To make employers become more amenable in employee salary negotiations (a tip -- use the phrase "is there any way you can be more flexible?" when talking money with hiring managers), know ahead of time what your final salary figure is.

Don't be reluctant to talk to a recruiter or career counselor to see if you're in the ballpark -- even if you have to pay a fee for professional advice. It's worth it to get an extra $5,000 or $10,000 in your salary package after you negotiate.

Also, make sure you give yourself the time you need to negotiate a good salary package, experts say.

"Because the hiring process can be unpredictable, it's possible that an offer can come sooner than expected," notes Kelly Mattice, vice president at recruitment firm The Execu|Search Group in New York City. "Don't let it catch you off guard. Give yourself time to think about the offer on your own. If the employer truly wants you to accept the offer, they will typically allow a day, sometimes more, for you to mull it over. Take this time to think about whether or not the offer package addresses all of the areas that are most important to you."

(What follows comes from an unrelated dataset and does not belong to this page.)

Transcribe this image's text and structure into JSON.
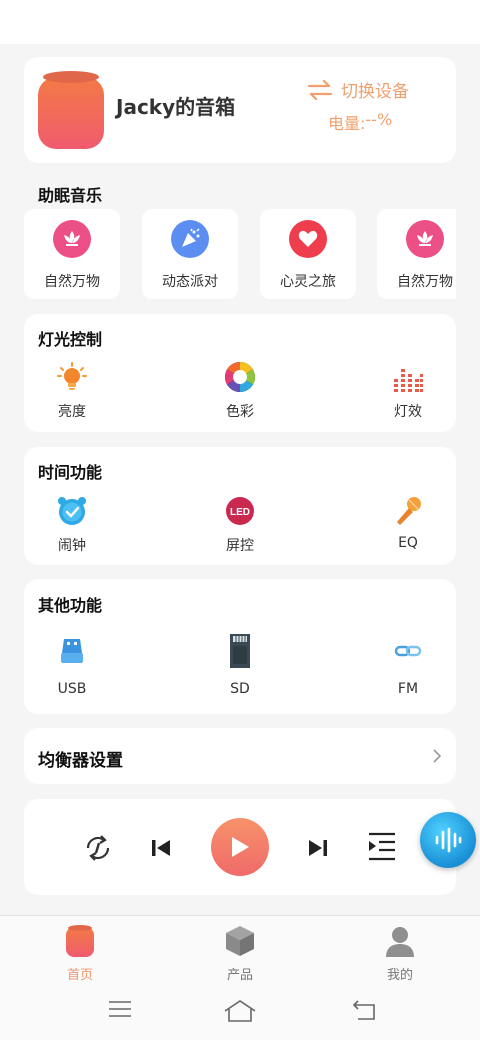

Mattice also advises not showing your hand too soon. "There's an old saying in the realm of negotiating that says, 'The first person that says the number loses,'" she says. "Unless you're prepared to lose a negotiation, wait until the employer presents you with a number first. If you open the negotiation with a suggestion of $50k, but your employer was willing to pay you $60k, you may have to settle for less than you could have made." 

One last piece of advice -- be upfront and bring up your potential value to the firm, right at the negotiating table. "You'll want to discuss how you compare to your competition and what you are bringing to the employer," says Lynda McKay, vice president of Human Resource Consulting at Bagnall, an employee benefits and HR consulting firm in Phoenix.

But bide your time for a good opening to make your case. "Always wait for the employer to bring up the topic of compensation, then respond," adds McKay. "And never make it personal; always maintain professionalism throughout the process."

All in all, it's not a bad deal for you 2016 job salary negotiators. You've got an early 10% bonus before talking salary, based on the Robert Half data. And you've got some additional great advice from the experts above, to pad your pockets even more before you sign on to a new job.